Осознание проносится по его венам электрическим импульсом, и юноша резко вскакивает на ноги, начиная ходить по комнате кругами. Девушка сжимает пальцы и опускает голову куда-то вниз. Веня даже не спрашивает — он просто констатирует факт, ведь знает её лучше, чем она сама себя знает. Хочется возразить, подняться с места — резко, отчаянно сделать шаг навстречу и соврать что-то о том, что собиралась сказать ему вот прямо сегодня ночью, но искренность не позволяет. Яна смотрит загнанным в ловушку зверем, ожидая реакции, криков, истерики, только получает одно лишь отчаяние в серых глазах — такое искреннее и испуганное, что становится стыдно.
— Чего ты ожидал? — Она взрывается. Эмоции, чувства, все сливается в один несуразный клубок ниток, падающий со стола и начинающий разматываться, выливаясь ядовитым шепотом и потоком резких слов. — Что я брошусь тебе на шею? Очнись, у нас нет будущего, ты же видишь. У нас и настоящего нет! Мне двадцать четыре. Я… Просто не хочу портить жизнь ни тебе, ни себе.

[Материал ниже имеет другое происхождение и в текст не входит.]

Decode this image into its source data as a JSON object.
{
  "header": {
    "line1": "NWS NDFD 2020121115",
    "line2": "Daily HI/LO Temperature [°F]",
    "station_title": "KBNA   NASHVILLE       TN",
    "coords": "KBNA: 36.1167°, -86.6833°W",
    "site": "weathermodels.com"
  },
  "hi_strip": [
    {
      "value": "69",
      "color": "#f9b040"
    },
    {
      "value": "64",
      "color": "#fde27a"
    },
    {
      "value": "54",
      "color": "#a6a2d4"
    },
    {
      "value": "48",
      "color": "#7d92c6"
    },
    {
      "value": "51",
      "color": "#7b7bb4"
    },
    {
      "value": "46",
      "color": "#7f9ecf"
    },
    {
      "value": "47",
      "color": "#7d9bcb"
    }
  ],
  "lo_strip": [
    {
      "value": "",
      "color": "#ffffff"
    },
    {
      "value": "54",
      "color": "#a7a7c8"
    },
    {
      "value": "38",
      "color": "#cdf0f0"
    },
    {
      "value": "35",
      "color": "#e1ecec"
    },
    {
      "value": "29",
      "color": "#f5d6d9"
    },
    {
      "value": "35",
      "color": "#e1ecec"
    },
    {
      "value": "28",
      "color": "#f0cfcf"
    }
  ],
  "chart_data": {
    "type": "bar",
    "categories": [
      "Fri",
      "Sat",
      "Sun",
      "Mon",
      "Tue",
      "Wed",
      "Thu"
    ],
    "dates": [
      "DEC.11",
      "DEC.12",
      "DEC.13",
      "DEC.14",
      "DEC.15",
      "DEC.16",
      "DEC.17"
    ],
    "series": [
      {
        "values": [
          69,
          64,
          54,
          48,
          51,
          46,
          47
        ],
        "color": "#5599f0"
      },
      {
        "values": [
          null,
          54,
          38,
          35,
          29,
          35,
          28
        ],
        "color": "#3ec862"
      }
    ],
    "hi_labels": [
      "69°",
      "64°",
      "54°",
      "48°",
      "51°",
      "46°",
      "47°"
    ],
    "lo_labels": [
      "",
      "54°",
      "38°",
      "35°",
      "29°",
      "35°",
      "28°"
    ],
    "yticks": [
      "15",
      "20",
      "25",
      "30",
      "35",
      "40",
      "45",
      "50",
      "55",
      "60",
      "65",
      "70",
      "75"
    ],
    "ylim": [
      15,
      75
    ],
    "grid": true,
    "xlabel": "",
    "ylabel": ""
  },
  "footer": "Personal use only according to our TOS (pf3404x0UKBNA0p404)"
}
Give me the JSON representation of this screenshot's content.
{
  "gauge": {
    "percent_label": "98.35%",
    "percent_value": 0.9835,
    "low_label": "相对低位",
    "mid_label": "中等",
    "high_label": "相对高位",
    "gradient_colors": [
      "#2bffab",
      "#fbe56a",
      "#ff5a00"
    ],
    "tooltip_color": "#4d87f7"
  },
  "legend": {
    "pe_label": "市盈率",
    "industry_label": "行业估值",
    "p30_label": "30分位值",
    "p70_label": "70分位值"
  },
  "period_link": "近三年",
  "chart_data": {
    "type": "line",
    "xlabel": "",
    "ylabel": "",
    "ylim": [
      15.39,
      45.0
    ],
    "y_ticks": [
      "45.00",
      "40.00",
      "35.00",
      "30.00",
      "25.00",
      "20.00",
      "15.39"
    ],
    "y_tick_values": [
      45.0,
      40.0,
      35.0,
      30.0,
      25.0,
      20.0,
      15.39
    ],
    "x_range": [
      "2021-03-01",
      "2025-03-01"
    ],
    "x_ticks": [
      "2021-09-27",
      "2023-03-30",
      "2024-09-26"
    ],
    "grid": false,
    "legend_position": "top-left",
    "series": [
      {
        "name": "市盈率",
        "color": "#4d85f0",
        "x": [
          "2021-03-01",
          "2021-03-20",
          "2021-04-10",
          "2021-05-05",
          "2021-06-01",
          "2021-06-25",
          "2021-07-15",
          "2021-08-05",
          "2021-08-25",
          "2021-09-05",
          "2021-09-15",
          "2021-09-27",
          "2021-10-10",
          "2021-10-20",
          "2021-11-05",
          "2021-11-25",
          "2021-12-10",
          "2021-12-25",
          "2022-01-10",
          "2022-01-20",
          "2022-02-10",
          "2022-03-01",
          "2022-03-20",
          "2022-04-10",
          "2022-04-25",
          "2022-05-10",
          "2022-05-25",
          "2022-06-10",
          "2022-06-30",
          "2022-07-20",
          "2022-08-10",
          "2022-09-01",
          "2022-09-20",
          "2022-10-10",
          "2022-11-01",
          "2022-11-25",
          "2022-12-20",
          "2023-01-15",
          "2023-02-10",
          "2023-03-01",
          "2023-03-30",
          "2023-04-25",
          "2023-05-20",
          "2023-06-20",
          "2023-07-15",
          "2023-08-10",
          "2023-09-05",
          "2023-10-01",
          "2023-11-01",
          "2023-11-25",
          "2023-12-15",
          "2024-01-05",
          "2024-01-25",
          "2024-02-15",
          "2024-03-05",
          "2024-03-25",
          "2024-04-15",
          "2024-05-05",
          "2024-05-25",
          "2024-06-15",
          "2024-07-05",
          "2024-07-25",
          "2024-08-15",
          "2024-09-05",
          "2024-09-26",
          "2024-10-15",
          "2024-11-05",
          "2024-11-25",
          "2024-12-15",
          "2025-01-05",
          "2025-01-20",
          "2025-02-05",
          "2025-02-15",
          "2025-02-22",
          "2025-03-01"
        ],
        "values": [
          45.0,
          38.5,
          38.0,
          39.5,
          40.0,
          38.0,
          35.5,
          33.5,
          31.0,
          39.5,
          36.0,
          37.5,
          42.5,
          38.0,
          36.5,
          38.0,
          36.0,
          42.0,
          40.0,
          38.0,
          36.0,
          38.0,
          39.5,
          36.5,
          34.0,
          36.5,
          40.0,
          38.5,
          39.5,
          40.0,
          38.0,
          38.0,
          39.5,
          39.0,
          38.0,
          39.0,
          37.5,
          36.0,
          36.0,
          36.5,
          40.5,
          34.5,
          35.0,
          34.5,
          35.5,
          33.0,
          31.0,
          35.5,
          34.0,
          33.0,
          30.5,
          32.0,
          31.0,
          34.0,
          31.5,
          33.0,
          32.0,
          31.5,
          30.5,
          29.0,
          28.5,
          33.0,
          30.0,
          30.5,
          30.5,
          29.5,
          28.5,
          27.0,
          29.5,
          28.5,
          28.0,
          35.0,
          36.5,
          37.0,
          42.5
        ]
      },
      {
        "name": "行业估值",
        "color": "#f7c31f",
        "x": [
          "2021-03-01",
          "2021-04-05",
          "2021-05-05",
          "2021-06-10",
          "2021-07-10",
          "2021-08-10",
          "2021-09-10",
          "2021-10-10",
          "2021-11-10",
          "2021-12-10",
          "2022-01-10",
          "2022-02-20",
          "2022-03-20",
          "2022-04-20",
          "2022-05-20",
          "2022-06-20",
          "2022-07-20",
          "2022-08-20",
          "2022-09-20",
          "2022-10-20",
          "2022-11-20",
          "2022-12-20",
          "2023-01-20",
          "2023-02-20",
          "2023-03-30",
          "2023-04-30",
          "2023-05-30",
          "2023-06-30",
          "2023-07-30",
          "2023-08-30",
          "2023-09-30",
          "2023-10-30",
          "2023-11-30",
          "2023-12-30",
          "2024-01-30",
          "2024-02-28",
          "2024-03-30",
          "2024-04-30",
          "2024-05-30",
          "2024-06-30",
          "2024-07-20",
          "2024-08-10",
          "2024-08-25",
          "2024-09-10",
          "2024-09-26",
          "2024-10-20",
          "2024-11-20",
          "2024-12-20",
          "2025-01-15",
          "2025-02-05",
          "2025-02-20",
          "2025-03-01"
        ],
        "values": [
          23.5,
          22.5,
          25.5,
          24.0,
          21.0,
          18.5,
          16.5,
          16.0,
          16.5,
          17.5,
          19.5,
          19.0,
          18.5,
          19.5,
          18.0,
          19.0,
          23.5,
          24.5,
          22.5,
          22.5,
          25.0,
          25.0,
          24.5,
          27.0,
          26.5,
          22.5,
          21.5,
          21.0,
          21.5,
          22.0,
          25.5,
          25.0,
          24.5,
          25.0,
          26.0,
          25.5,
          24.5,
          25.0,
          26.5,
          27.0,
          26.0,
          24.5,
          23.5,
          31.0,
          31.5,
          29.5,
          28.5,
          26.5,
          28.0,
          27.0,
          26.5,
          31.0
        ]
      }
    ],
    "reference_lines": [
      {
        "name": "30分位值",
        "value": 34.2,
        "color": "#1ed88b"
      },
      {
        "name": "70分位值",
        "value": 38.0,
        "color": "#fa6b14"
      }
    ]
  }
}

Он замирает посреди комнаты внимательно следя за каждым её движением, за выражением ее лица, мысленно что-то просчитывая. Яна резко опускается глаза вниз и кивает самой себе. Ей не нужна реакция, она давным-давно все решила. За них обоих.
— Почему ты считаешь, что испортишь мне жизнь? — Он смотрит ей в глаза, произносит каждое слово вкрадчиво, вдумчиво, чётко. Давая почувствовать их значение. Яна замирает, не зная, что ответить, потому что это всегда казалось ей таким очевидным, что не требовало никаких объяснений.
— Я… — Девушка замирает, растерянно считая квадратики на цветастом ковре и не смея поднять взгляд. Последние несколько дней все казалось таким простым, безболезненным и понятным, что ситуация, оказавшаяся в несколько раз сложнее сейчас начинает её пугать. — Мы не можем…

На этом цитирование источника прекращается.